Saturday, August 18, 2007

Sanford and Son

How can ONE person be such a slob? I am not a collector or a saver...heck my kids are lucky I kept their birth certificates. I don't save plastic bags, paper bags, bread wrappers or Cool Whip containers like Aunt June, but right now my condo looks like the set for an upcoming production of Sanford and Son Moves to South Carolina. I cleaned out my closet and the donation bags are in the dining room along with a stack of magazines I need to drop off at the hospital and the set of Christmas dishes I haven't used in 5 years that are going to Habitat. We won't talk about the exercise equipment that is still in the back of my closet and the most exercise I got was manuevering that 150 lb monster into that tiny space all by myself.
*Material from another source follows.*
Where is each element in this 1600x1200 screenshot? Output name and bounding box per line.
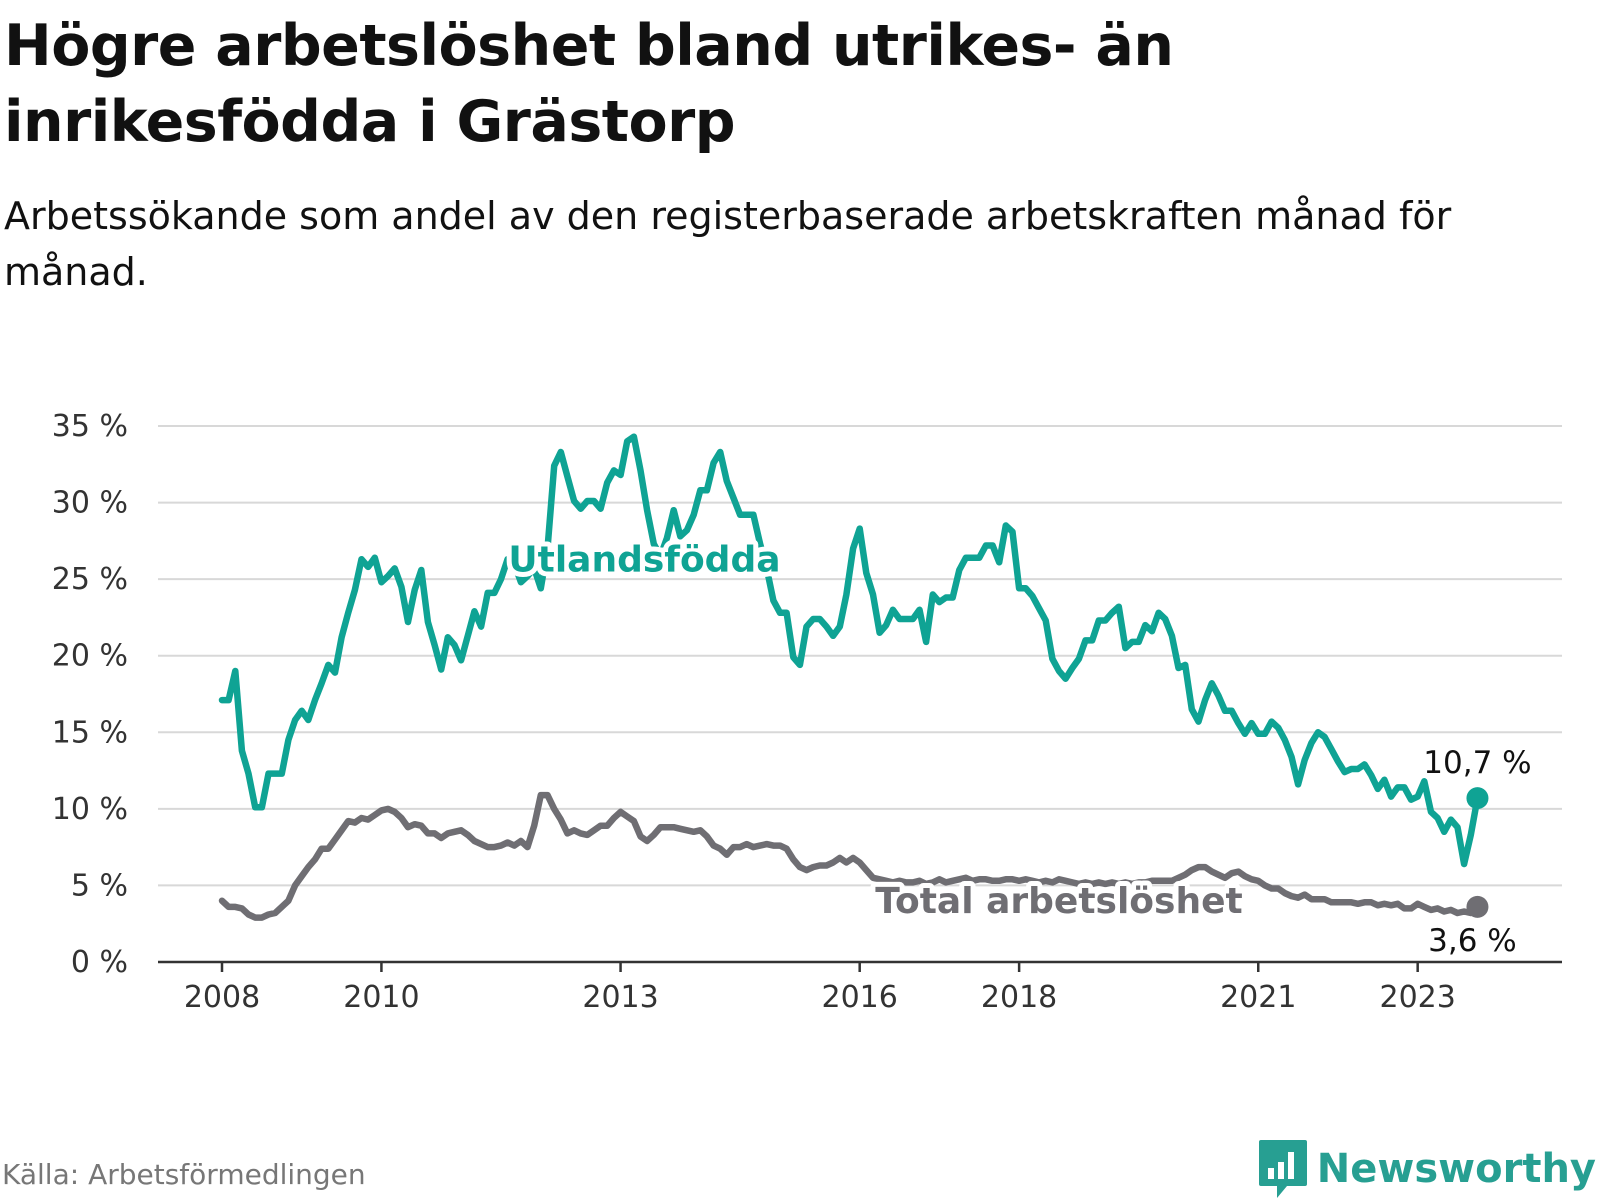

Since I am an only child I have all my grandparents, parents plus my own photographs that need to be put in albums and oh PLEASE DEAR GOD let me live that long. Thank goodness my mother and grandmother were very good about writing not only the names of people but also their relationship to the family as I have no clue by looking at the photos who most of these people are. I am also very thankful that my grandmother was a storyteller so not only do I have the pictures I also have a story to go with almost all of them. One of my favorites is about a deaf cousin (Homer) and his wife who lived in Howard,IN at the Round Barn Farm during the 20's and 30's. The wife's sister was over visiting one afternoon after Thanksgiving and asked Homer's wife what she would like for Christmas. Homer's wife replied, "Oh I pray someone gives each of us a pair of white gloves so Homer and I can talk when we go to bed at night." As a child I thought that was the funniest thing I had ever heard and as an adult I still think it's pretty funny but also very sweet. My grandmothers sister (Aunt Doodoo and I have no clue why she was called Doodoo and Uncle John) had a grain and dairy farm. I don't remember how many cows they milked twice a day but it was a BUNCH. At that time (surely they have an easier way now) each cows udders had to be hand washed (YEW) before the electric milkers were attached to each teat. Grandma and I were there visiting one afternoon and helping Aunt Doodoo can tomatoes. For whatever reason Aunt Doodoo was upset with Uncle John about something and she opened the back door and flipped a switch on the wall. About 30 seconds later Uncle John came running out of the milk house and said, "DAMN IT TO HELL!" and then ran back in the milk house. Well, I was stunned and couldn't believe my grandma and Aunt Doodoo weren't as shocked as I was that Uncle John had said a BAD word. I later found out that the switch that Aunt Doodoo had flipped was to the milk house and she had waited until Uncle John had gotten all the cows "bags" washed and attached the electric milkers before she cut the power off to the milk house so the stainless steel milkers fell on the dirty floor and Uncle John had to start all over again. Don't mess with the women in my family. We'll cut off your power in a heartbeat.